Anamorphic Lens Test

GH4 and ISCO Anamorphic Lens Test.

DIY Anamorphic fun on a budget.

One of the lessons I have learned over the many years that I have been involved with photography, is that hands-on practice is the best way to improve your skills.

There simply is no substitute for getting out there and trying to figure stuff out for yourself!

This may seem daunting at first, but gradually the unique blend of art and science that is photography, slowly comes into focus. Having mastered the basics of exposure, you can then begin to experiment.
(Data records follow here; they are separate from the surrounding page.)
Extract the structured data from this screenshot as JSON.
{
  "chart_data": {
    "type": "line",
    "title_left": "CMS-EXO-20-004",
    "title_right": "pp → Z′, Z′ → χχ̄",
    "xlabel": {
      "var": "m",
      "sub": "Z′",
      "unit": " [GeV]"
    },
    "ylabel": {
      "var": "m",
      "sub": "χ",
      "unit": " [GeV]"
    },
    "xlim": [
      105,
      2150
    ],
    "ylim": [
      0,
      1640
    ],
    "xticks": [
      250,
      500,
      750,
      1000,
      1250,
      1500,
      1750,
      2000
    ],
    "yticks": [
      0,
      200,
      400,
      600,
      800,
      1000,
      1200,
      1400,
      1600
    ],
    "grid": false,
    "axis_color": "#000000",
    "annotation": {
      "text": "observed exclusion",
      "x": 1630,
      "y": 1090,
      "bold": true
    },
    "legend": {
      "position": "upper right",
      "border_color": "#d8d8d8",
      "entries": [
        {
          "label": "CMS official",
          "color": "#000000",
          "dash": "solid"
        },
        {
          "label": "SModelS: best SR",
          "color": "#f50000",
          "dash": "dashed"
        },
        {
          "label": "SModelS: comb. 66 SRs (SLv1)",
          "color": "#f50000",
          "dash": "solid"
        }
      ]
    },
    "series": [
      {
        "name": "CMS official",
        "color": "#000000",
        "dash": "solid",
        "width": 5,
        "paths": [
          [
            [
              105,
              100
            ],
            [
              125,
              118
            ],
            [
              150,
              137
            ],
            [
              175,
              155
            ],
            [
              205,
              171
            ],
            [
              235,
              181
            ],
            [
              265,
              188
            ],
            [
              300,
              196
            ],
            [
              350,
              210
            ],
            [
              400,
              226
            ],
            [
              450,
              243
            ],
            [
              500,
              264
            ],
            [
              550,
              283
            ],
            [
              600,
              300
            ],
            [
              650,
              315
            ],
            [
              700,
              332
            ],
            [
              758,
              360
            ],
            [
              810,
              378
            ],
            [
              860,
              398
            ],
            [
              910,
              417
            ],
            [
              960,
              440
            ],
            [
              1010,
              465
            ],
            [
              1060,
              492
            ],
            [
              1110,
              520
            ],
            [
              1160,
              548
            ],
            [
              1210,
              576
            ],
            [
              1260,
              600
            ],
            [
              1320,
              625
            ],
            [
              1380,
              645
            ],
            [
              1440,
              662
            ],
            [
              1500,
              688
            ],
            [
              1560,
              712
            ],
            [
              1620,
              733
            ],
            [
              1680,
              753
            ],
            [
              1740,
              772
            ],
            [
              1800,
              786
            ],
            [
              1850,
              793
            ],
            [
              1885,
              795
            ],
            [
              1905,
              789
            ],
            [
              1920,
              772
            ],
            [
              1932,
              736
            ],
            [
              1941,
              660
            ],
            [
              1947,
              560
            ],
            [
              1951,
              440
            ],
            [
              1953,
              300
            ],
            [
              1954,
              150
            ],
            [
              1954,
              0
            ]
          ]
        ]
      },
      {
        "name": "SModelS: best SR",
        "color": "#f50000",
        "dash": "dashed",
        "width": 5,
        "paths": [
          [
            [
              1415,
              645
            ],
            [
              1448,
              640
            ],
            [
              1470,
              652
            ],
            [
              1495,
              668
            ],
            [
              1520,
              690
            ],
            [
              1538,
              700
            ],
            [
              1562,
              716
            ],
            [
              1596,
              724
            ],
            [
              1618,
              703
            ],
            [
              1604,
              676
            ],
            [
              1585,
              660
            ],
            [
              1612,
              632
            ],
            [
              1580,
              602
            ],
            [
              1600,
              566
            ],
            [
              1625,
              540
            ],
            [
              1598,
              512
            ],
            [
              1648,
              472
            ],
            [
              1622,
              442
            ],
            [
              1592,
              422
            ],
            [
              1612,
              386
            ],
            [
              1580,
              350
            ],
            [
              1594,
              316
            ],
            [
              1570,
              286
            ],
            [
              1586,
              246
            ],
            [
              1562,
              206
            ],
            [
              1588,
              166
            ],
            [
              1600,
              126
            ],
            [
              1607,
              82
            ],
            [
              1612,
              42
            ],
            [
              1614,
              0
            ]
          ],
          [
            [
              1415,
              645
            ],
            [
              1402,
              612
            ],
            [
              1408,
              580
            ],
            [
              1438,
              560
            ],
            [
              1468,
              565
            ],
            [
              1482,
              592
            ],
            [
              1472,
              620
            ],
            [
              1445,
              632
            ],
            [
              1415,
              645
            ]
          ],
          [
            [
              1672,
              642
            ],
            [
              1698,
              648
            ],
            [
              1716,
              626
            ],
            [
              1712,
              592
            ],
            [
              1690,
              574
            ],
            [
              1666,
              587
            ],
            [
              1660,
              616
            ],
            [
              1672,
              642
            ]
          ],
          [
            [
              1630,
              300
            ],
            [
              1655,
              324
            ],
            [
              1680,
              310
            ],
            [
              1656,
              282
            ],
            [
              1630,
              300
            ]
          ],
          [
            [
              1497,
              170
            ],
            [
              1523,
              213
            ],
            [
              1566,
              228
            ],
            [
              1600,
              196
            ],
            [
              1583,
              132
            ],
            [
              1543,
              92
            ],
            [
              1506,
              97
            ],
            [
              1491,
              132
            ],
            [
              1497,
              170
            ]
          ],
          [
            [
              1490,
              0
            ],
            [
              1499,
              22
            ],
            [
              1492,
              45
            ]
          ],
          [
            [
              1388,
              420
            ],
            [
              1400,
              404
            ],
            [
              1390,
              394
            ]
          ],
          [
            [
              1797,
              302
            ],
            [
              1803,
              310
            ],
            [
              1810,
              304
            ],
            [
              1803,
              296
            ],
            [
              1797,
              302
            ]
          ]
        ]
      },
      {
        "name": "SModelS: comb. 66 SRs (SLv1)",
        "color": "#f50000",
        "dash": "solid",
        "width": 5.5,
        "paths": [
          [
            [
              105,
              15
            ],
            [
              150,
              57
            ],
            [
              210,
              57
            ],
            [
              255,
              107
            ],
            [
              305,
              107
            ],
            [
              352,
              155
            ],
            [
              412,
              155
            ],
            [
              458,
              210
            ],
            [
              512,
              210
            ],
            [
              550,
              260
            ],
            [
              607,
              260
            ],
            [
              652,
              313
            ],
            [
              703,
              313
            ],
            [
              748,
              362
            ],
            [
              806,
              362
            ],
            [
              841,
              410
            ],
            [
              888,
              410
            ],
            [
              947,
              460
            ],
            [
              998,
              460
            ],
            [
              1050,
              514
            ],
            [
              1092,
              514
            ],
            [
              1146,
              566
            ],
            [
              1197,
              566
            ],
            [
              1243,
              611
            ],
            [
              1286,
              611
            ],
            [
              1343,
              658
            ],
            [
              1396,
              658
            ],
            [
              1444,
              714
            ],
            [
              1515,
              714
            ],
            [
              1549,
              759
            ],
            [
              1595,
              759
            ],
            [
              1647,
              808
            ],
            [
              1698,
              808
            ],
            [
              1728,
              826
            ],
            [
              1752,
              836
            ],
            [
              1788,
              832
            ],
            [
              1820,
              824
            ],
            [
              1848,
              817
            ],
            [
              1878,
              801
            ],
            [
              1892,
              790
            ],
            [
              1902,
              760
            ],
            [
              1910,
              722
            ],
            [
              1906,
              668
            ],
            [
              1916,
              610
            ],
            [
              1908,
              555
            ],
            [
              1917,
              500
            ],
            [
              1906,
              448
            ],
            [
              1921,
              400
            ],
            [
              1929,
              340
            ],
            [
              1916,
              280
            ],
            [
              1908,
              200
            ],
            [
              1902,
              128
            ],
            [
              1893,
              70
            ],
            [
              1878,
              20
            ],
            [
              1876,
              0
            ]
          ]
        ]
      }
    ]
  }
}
A great way to expand your skills is to set yourself small projects which test your knowledge and ability to figure out technical conundrums, and also your level of persistence!

As you may know, I like to imagine the end-product or print before I start to work, which helps me choose camera settings and such-like , and with this in mind, I decided to get involved in a low budget project, using anamorphic lenses to emulate the ‘look’ of one of my favourite films: Blade Runner.

Initially, to keep this post manageable (and readable), I shall list a few aims, issues and solutions which hopefully will be helpful, and illuminating.


  • Emulate the widescreen ‘look’ of Blade Runner and achieve some linear flare
  • Keep the budget realistic

Issues Part 1

  • Lack of any knowledge regarding Anamorphic lenses
  • Purchasing a lens without due diligence
  • Sourcing a primary lens (manual focus)
  • Attaching the two lenses together
  • Keeping things straight
  • How to focus two lens
  • Close subjects are out of focus
  • Frustration, and dealing with failure

Overview Of Kit

Here is an excellent resource by Andrew Reid of EOSHD which helped me get started, and is full of useful anamorphic lens information.

For my work, I tend to use a mixture of Canon DSLR’s and a micro 4/3 Panasonic GH4 which mainly deals with video. I have a few, very inexpensive, and very well made Chinese adapters which allow me to marry old legacy lenses (Canon FD and Russian curiosities) to modern digital bodies, which I absolutely recommend for maximum old-school fun.  The cameras suddenly becomes a great, manual focus, street machines, with a vintage ‘look’ from the older glass manufacturing process.

After a little research, I decided on a combination of the GH4 (which has a 4:3 anamorphic video setting) and a Chinese (Fotodiox) adapter married to my Canon A1, 50mm f1.4 FD lens, which I found in a cupboard. It is a really lovely, relatively cheap, sharp lens with good contrast, and was recommended as a good field of view match for my ISCO anamorphic projector lens.

Due Diligence

In order to keep the budget realistic, I purchased a modified, gold projector lens from ebay, allegedly based upon an ISCO Blue Star, and therein began my first series of problems.